As someone trying to learn about independence, I didn’t always know what I needed; it wasn’t my job to. Either way, it was a job that never got done. It was the same old, “Well, you’re doing good in school, things must be great!”
There was only a real concern when I went through intense situations, like when I dropped out of school because I was raped my first semester of college. Or when I joined a church and thought I had a family, only to be exiled, which sent me spiraling in a sea of suicidal thoughts, because I felt unworthy of love.
Other than that, I was on my own. So, when I was about to turn 21, I had no idea what to do. I was given a new case manager for the last few weeks in the program, and she was even worse. I asked her for help on transitioning out of the program and she seemed irritated with me for not being prepared. I remember breaking out in to tears when she said, “You are almost 21, there is no reason you should not be ready to leave this program.”
But she was wrong, I had so many reasons that I wasn’t ready, but instead of telling her, I just cried, and realized that I had to do this on my own. The day I turned 21, I was on my own. I spent the next two weeks homeless. That included couch hopping, sleeping in my car, and even sleeping in the school library until I was kicked out in the middle of the night.
I was very fortunate to have been connected with a mentor family through Orphan Care Alliance, which started a mentor matching program for current and former foster youth, who immediately took me in after hearing that I was homeless. To this day, they continue to house me, until Family Scholar House finishes the construction on their new housing for former foster youth.
Today I am a junior at the University of Louisville and a full-time worker. I am a youth advocate at TrueUp Louisville and someone who has completed the Fostering Success program two years in a row. I am a member of the First Lady’s Youth Leadership Council, a member of the Voices of the Commonwealth, who helps educate youth ages 14 and up in foster care about their options including independent living, and a member on Maryhurst’s Associate Board. I am also a survivor. All this thanks to some amazing people I’ve met along the way.

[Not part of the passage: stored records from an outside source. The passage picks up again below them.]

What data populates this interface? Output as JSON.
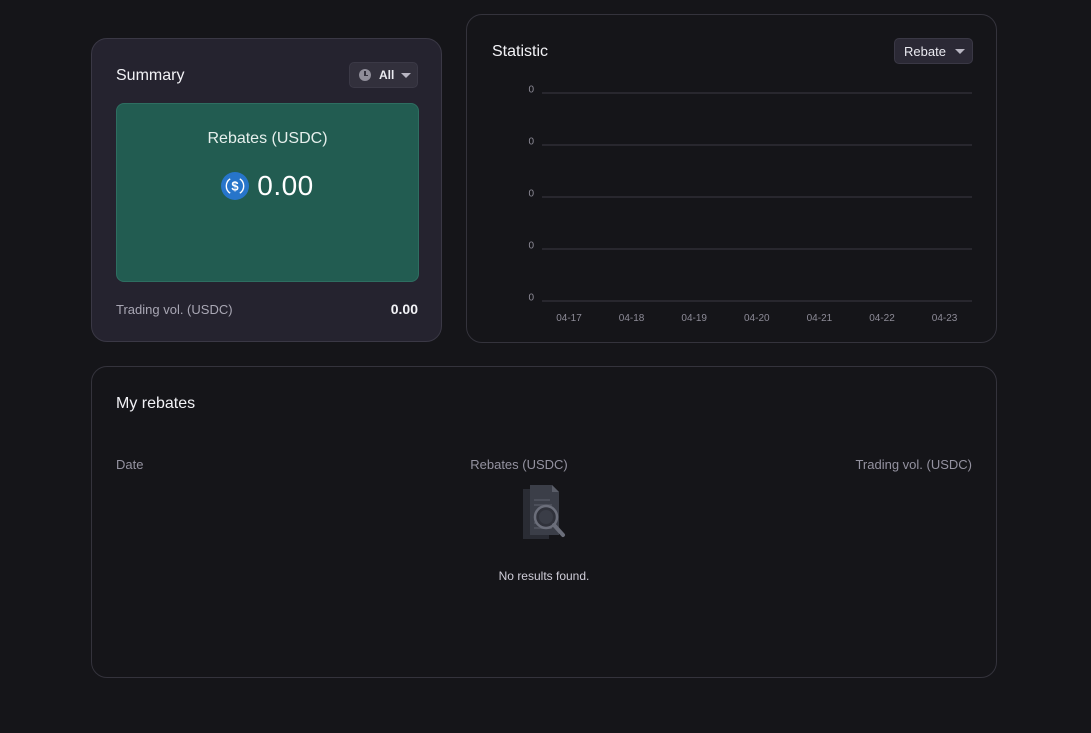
{
  "summary": {
    "title": "Summary",
    "period": "All",
    "rebates_label": "Rebates (USDC)",
    "rebates_amount": "0.00",
    "trading_label": "Trading vol. (USDC)",
    "trading_value": "0.00"
  },
  "statistic": {
    "title": "Statistic",
    "metric": "Rebate"
  },
  "chart_data": {
    "type": "line",
    "title": "",
    "x": [
      "04-17",
      "04-18",
      "04-19",
      "04-20",
      "04-21",
      "04-22",
      "04-23"
    ],
    "y_tick_labels": [
      "0",
      "0",
      "0",
      "0",
      "0"
    ],
    "series": [
      {
        "values": [
          0,
          0,
          0,
          0,
          0,
          0,
          0
        ]
      }
    ],
    "grid": true
  },
  "my_rebates": {
    "title": "My rebates",
    "columns": [
      "Date",
      "Rebates (USDC)",
      "Trading vol. (USDC)"
    ],
    "rows": [],
    "empty_text": "No results found."
  },
  "colors": {
    "background": "#151519",
    "summary_card": "#25232f",
    "rebate_box": "#225c51",
    "usdc_blue": "#2775ca",
    "grid_line": "#3a3944"
  },
  "icons": {
    "period": "clock-icon",
    "currency": "usdc-coin-icon",
    "empty": "document-search-icon",
    "dropdown": "chevron-down-icon"
  }
}
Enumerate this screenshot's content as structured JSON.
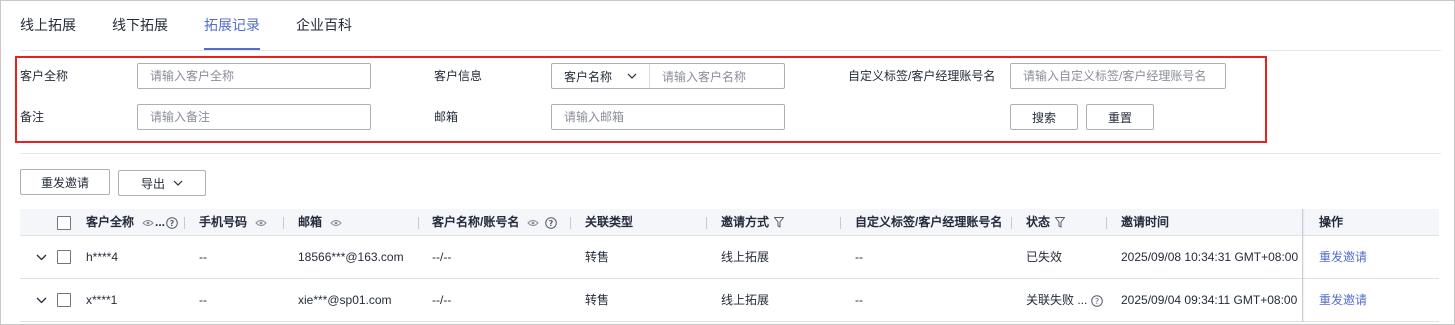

Don’t let me being part of all these groups fool you though, it is not easy by any means. I did not have access to certain life lessons when I needed them, so I constantly struggle to keep up. Some days it is hard to get out of bed because I feel so overwhelmed just doing everyday tasks. And, a part of that means feeling like that would be different if I had constant support throughout my time in foster care, because that’s what most kids get to grow up with. I am fortunate to have a few good supports now, but we need to make sure that other kids in similar situations get that support they need.
I conclude with this: As the saying goes, “If you give a man a fish, you have fed him for the day. Teach a man to fish, and you have fed him for a lifetime.” It is our job as Kentucky to teach these youth to fish.
We need social workers to have better benefits and supports so they will stay at their job. Each one can have a manageable case load, that way they don’t neglect the youth on their caseload.
We need stricter standards to become a foster parent, and better monitoring of homes so that less youth continue to be emotionally and physically abused in their foster homes.
We need independent living to be based off of milestones you complete, instead of some arbitrary age, so we can ensure they don’t spend those three years getting stuff handed to them. That only creates unrealistic expectations and teaches them nothing!
We need to teach the youth of Kentucky to fish!